Ses déclarations ont été immédiatement condamnées par des généticiens, des instituts de recherche et des universitaires, rappelant qu’aucune étude sérieuse n’a jamais démontré une différence d’intelligence liée à la race. À la suite du scandale, Watson a été privé de ses titres honorifiques au Cold Spring Harbor Laboratory, institution qu’il avait dirigée, et s’est retrouvé progressivement isolé sur la scène scientifique mondiale.

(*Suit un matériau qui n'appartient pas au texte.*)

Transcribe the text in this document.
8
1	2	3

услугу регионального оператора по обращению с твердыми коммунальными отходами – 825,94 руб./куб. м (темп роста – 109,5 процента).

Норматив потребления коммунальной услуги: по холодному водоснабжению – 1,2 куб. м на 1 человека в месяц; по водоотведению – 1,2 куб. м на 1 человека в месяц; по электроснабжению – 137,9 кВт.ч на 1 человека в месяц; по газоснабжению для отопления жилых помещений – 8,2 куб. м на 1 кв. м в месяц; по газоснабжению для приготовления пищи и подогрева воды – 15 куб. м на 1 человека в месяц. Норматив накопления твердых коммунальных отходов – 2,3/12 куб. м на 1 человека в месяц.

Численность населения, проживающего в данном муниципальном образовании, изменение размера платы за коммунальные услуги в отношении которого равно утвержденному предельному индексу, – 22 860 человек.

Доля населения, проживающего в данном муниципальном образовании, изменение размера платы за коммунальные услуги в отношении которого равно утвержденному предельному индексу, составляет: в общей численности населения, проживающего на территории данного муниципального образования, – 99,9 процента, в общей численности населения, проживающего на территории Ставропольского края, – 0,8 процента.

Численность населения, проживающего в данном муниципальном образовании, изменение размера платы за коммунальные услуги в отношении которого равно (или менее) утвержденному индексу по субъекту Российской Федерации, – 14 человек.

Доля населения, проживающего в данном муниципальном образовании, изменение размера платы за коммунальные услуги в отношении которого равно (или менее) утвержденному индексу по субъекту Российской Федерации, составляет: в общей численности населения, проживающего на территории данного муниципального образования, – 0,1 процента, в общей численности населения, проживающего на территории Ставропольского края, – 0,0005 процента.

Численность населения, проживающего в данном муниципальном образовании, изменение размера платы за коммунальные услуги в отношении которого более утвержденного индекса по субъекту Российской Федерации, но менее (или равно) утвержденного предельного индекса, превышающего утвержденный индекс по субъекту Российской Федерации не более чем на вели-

Cette chute symbolise l’une des plus fortes désapprobations contemporaines à l’encontre d’un scientifique de renommée internationale, surpassant même l’admiration longtemps portée à son apport historique dans la découverte de la structure de l’Adn. James Watson, avec Francis Crick et Maurice Wilkins, a reçu le prix Nobel pour la découverte de la double hélice de l’Adn, l’une des avancées scientifiques majeures du XXᵉ siècle. Toutefois, ses prises de position répétées sur des sujets liés à la race ont progressivement éclipsé son héritage scientifique. La communauté scientifique mondiale réaffirme depuis des décennies qu’aucune différence d’intelligence ne peut être attribuée à la race, distinction qui ne repose sur aucun critère biologique valide. Watson demeure aujourd’hui l’exemple le plus cité d’un scientifique perdant son statut en raison de propos idéologiques contraires à l’éthique et à la vérité scientifique.